The specific issue is in the VxWorks’ TCP/IP stack (IPnet), part of a software stack that first appeared in 1987 which apparently has suffered barely any security flaws during that time.

Real time

But what is an RTOS? The short answer is that it’s used by a device that must guarantee fast response (hence ‘real time’) and where reliability is more important than brute computing power.

For example, vehicle airbag systems use RTOS to ensure the bag inflates at precisely the right moment – neither too early nor too late.

That, and its 32-year-old heritage, explains why Wind River’s VxWorks is used by two billion devices even if the newly discovered flaws affect only a subset of those.

Writes Armis Labs:

The actual extent of VxWorks devices is astonishing, including Siemens, ABB, Emerson Electric, Rockwell Automation, Mitsubishi Electronic, Samsung, Ricoh, Xerox, NEC, and Arris, among others.
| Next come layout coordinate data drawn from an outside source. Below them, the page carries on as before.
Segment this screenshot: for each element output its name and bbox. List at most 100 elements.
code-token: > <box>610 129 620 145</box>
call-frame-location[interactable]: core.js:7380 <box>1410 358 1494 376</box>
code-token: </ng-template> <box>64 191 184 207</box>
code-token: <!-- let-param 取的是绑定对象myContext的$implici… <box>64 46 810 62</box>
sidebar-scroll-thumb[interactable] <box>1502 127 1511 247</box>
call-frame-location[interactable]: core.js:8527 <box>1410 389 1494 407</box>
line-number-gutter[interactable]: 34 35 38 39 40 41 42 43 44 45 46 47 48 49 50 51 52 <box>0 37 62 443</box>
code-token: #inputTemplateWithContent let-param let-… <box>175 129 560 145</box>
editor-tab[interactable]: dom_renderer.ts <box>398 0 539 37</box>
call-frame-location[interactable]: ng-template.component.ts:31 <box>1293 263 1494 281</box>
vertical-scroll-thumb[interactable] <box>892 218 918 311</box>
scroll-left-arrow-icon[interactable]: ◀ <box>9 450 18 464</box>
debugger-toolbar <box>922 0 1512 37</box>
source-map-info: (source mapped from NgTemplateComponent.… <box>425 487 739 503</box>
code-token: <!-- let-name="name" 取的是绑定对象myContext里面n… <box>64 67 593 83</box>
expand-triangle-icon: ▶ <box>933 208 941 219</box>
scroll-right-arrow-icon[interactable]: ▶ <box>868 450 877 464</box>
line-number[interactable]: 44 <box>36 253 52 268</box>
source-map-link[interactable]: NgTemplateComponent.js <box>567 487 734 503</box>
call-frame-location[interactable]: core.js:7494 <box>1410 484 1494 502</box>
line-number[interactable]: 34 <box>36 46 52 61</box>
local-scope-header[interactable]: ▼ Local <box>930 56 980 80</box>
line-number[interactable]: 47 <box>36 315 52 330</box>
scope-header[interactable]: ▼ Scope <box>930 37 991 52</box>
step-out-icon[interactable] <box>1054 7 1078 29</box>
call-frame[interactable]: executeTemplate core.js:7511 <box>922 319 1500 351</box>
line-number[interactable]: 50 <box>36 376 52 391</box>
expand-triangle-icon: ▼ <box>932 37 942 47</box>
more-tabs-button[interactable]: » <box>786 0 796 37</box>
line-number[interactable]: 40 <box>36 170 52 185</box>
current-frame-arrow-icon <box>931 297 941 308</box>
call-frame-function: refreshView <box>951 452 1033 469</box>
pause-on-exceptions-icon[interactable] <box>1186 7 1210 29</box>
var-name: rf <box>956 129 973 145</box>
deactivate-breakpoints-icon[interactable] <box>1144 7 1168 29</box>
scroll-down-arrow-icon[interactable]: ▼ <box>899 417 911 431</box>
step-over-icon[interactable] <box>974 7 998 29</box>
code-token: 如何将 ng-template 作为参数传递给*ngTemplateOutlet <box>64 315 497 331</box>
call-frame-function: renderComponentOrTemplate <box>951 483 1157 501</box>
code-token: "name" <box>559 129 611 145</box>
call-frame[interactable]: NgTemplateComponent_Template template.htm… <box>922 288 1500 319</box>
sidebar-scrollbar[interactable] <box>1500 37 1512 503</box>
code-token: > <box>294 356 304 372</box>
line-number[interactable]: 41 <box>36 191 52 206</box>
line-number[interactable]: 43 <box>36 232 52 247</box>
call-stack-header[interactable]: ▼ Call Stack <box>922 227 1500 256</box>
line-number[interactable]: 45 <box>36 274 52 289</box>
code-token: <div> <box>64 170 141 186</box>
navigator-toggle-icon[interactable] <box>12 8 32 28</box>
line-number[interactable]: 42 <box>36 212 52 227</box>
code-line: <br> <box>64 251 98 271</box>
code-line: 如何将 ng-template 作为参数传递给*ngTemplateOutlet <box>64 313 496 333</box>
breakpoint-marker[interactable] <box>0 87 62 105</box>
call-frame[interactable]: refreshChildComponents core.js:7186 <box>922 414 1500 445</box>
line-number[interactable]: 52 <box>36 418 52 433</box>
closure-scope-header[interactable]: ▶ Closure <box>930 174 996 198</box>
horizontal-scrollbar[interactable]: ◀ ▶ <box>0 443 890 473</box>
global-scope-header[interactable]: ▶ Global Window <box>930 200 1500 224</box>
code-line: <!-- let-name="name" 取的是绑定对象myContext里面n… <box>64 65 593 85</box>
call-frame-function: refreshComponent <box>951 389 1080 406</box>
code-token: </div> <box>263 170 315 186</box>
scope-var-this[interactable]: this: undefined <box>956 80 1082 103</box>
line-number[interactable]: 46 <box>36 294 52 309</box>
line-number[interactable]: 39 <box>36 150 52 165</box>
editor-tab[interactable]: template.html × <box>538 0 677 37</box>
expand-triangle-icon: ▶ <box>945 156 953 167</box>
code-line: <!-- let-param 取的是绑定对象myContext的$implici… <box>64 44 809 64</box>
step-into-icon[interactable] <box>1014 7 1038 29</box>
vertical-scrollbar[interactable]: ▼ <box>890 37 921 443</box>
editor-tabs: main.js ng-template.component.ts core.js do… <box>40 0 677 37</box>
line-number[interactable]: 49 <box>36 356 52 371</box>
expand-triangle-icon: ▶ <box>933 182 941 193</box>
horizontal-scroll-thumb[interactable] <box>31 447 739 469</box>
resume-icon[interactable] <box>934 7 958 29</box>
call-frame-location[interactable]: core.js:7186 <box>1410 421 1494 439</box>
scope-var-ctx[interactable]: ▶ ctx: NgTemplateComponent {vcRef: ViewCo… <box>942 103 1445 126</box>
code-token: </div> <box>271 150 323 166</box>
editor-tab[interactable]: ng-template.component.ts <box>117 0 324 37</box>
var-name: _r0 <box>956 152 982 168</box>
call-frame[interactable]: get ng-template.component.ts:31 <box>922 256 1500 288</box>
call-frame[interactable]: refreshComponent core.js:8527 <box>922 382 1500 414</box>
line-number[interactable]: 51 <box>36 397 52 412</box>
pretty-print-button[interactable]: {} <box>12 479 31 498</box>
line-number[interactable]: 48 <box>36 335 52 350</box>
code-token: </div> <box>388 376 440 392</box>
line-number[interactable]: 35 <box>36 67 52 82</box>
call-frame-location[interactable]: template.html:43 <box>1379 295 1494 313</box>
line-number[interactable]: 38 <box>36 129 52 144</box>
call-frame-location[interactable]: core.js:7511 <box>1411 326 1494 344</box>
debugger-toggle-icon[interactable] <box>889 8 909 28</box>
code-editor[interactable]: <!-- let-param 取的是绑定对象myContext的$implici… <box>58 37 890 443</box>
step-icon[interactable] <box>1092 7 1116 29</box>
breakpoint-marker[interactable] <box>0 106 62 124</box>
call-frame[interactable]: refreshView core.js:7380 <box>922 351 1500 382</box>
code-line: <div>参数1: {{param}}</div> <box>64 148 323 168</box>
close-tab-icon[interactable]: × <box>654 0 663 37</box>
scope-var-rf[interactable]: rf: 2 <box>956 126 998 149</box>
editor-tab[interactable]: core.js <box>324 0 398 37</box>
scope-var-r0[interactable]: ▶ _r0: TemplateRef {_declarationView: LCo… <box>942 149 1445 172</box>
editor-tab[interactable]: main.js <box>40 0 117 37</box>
It was even used by NASA’s 2018 InSight Mars Lander mission, although there’s no suggestion this is affected (being 40 million miles away also helps).

The vulnerabilities

Reported to Wind River some time ago, the list of 11 CVEs (see the official alert for details) comprises six critical remote code execution (RCE) flaws, plus five less serious issues that could lead to denial of service, information leaks, or logic errors (although a DoS state in an RTOS could still cause big headaches).

The main worry is that where devices are accessible from the internet, or locally, exploiting the flaws would be relatively easy while being difficult to detect.

According to Armis Labs, attackers could exploit them to take control of affected devices via the TCP/IP stack without user interaction. Firewalls wouldn’t be able to detect or stop such attacks and any using affected software would be at direct risk themselves.

So far, there is no evidence that any flaw has ever been exploited in an attack.

Affected versions and fixes

All versions of VxWorks since 6.5, released in 2006 are affected (the year Wind River acquired the software) although some older versions where the software was used as a standalone TCP/IP stack might also be affected in addition to discontinued versions of Wind River Advanced Networking Technologies.

VxWorks 653 and VxWorks Cert Edition, used in safety-critical systems, are not affected.

Wind River issued patches for the flaws on 19 July, which should be applied urgently. In some cases, it might be possible to mitigate the flaws using firewall rules (after applying any patches to these of course) or through source code tweaks, Armis Labs said.

Because of the diversity of devices, owners are advised to contact their device makers for updates.

This will sound reassuring – researchers have uncovered potentially serious flaws before attackers got to them and the affected vendor has produced the fixes to patch the holes.

The problem, of course, is actually applying those patches to a large number of devices that owners might not understand in detail and which often require specialist knowledge to work with.

Urgent/11 might turn out to be the world’s trickiest IoT challenge.

6 Comments

URGENT/11 – another BWAIN?

Sounds like a 1980s operating system, doesn’t it. “We’re using a mix of OS/2, VM/CMS and Urgent/11.”

Does it run on a DEC PDP/11?
(yes, I know that’s not supposed to be a slash)

I went looking and came up with these, amongst others: OSF/1, DG/UX, CP/M, OS/400 on the AS/400, Domain/OS, DOS/V and an earlier release of Urgent/11 known as Unguent/7. (I made the last one up but the others are real deals.)

I remember reading that some SAN operating systems use VxWorks as their underlying OS.